Abstracts

Rationale: A paradoxical observation is that memory impairment is often greater following a partial seizure than following a generalized seizure. Recent dense array EEG (dEEG) studies of generalized spike-wave (GSW) seizures in absence epilepsy have suggested that GSW seizures may be restricted to frontothalamic circuits, disrupting conscious attention but sparing the limbic circuits supporting ongoing memory consolidation. Methods: Seizures from patients with a variety of syndromes, including absence, juvenile myoclonic epilepsy, and temporal lobe epilepsy were examined with dEEG (256 channels). The head surface voltage topographies were examined with maps and waveform plots and cortical source localization was estimated with linear inverse methods registered to an MRI atlas.
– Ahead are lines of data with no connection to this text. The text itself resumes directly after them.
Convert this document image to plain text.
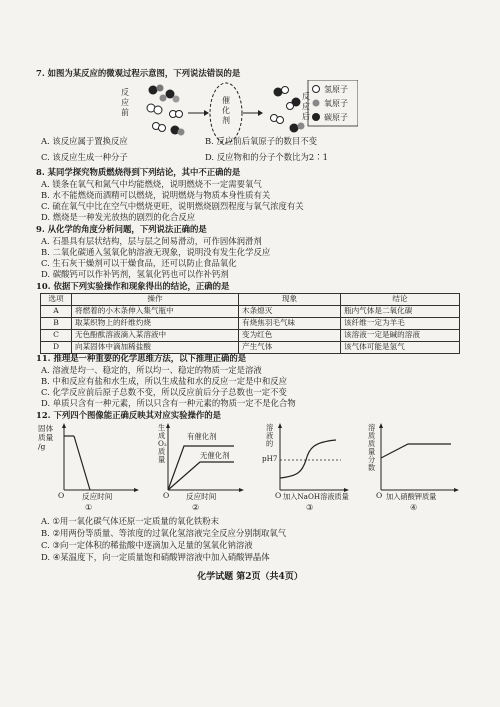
7. 如图为某反应的微观过程示意图，下列说法错误的是
反应前
催化剂
反应后
氢原子
氧原子
碳原子
A. 该反应属于置换反应	B. 反应前后氧原子的数目不变
C. 该反应生成一种分子	D. 反应物和的分子个数比为2∶1
8. 某同学探究物质燃烧得到下列结论，其中不正确的是
A. 镁条在氧气和氮气中均能燃烧，说明燃烧不一定需要氧气
B. 水不能燃烧而酒精可以燃烧，说明燃烧与物质本身性质有关
C. 硫在氧气中比在空气中燃烧更旺，说明燃烧剧烈程度与氧气浓度有关
D. 燃烧是一种发光放热的剧烈的化合反应
9. 从化学的角度分析问题，下列说法正确的是
A. 石墨具有层状结构，层与层之间易滑动，可作固体润滑剂
B. 二氧化碳通入氢氧化钠溶液无现象，说明没有发生化学反应
C. 生石灰干燥剂可以干燥食品，还可以防止食品氧化
D. 碳酸钙可以作补钙剂，氢氧化钙也可以作补钙剂
10. 依据下列实验操作和现象得出的结论，正确的是
选项	操作	现象	结论
A	将燃着的小木条伸入集气瓶中	木条熄灭	瓶内气体是二氧化碳
B	取某织物上的纤维灼烧	有烧焦羽毛气味	该纤维一定为羊毛
C	无色酚酞溶液滴入某溶液中	变为红色	该溶液一定是碱的溶液
D	向某固体中滴加稀盐酸	产生气体	该气体可能是氢气
11. 推理是一种重要的化学思维方法，以下推理正确的是
A. 溶液是均一、稳定的，所以均一、稳定的物质一定是溶液
B. 中和反应有盐和水生成，所以生成盐和水的反应一定是中和反应
C. 化学反应前后原子总数不变，所以反应前后分子总数也一定不变
D. 单质只含有一种元素，所以只含有一种元素的物质一定不是化合物
12. 下列四个图像能正确反映其对应实验操作的是
固体
质量
/g
O 反应时间
①
生
成
O₂
质
量
有催化剂
无催化剂
O 反应时间
②
溶
液
的
pH7
O 加入NaOH溶液质量
③
溶
质
质
量
分
数
O 加入硝酸钾质量
④
A. ①用一氧化碳气体还原一定质量的氧化铁粉末
B. ②用两份等质量、等浓度的过氧化氢溶液完全反应分别制取氧气
C. ③向一定体积的稀盐酸中逐滴加入足量的氢氧化钠溶液
D. ④某温度下，向一定质量饱和硝酸钾溶液中加入硝酸钾晶体
化学试题 第2页（共4页）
The pattern of discharges in each case was examined in relation to the primary circuitry of corticolimbic and corticothalamic networks characterized in the literature. Results: In five patients with absence epilepsy, GSW seizures were localized to midline frontal sources, with few signs of temporal lobe involvement. The pattern of focal spikes in frontopolar cortex suggested primary mediation by cortical BA10, the rostral thalamic reticular nucleus, and thalamocortical projections. In ten patients with juvenile myoclonic epilepsy, GSW seizures showed a similar pattern of spikes with frontopolar localization, but often involved temporal lobe discharges that preceded or accompanied the typical GSW pattern. Conclusions: The improved localization of both spike and slow wave components of GSW seizures with dEEG provides a new perspective on the specific neural circuitry that may regulate “generalized” seizures. In absence seizures, in which the GSW discharges appear restricted to frontothalamic circuitry, consciousness is abruptly impaired but the patient remains oriented (person, place, time), apparently because the discharges have not disrupted the ongoing consolidation of memory within limbic networks. In contrast, seizures that engage limbic networks disrupt ongoing memory for person, place and time, implying separable neural circuits for these critical components of conscious experience.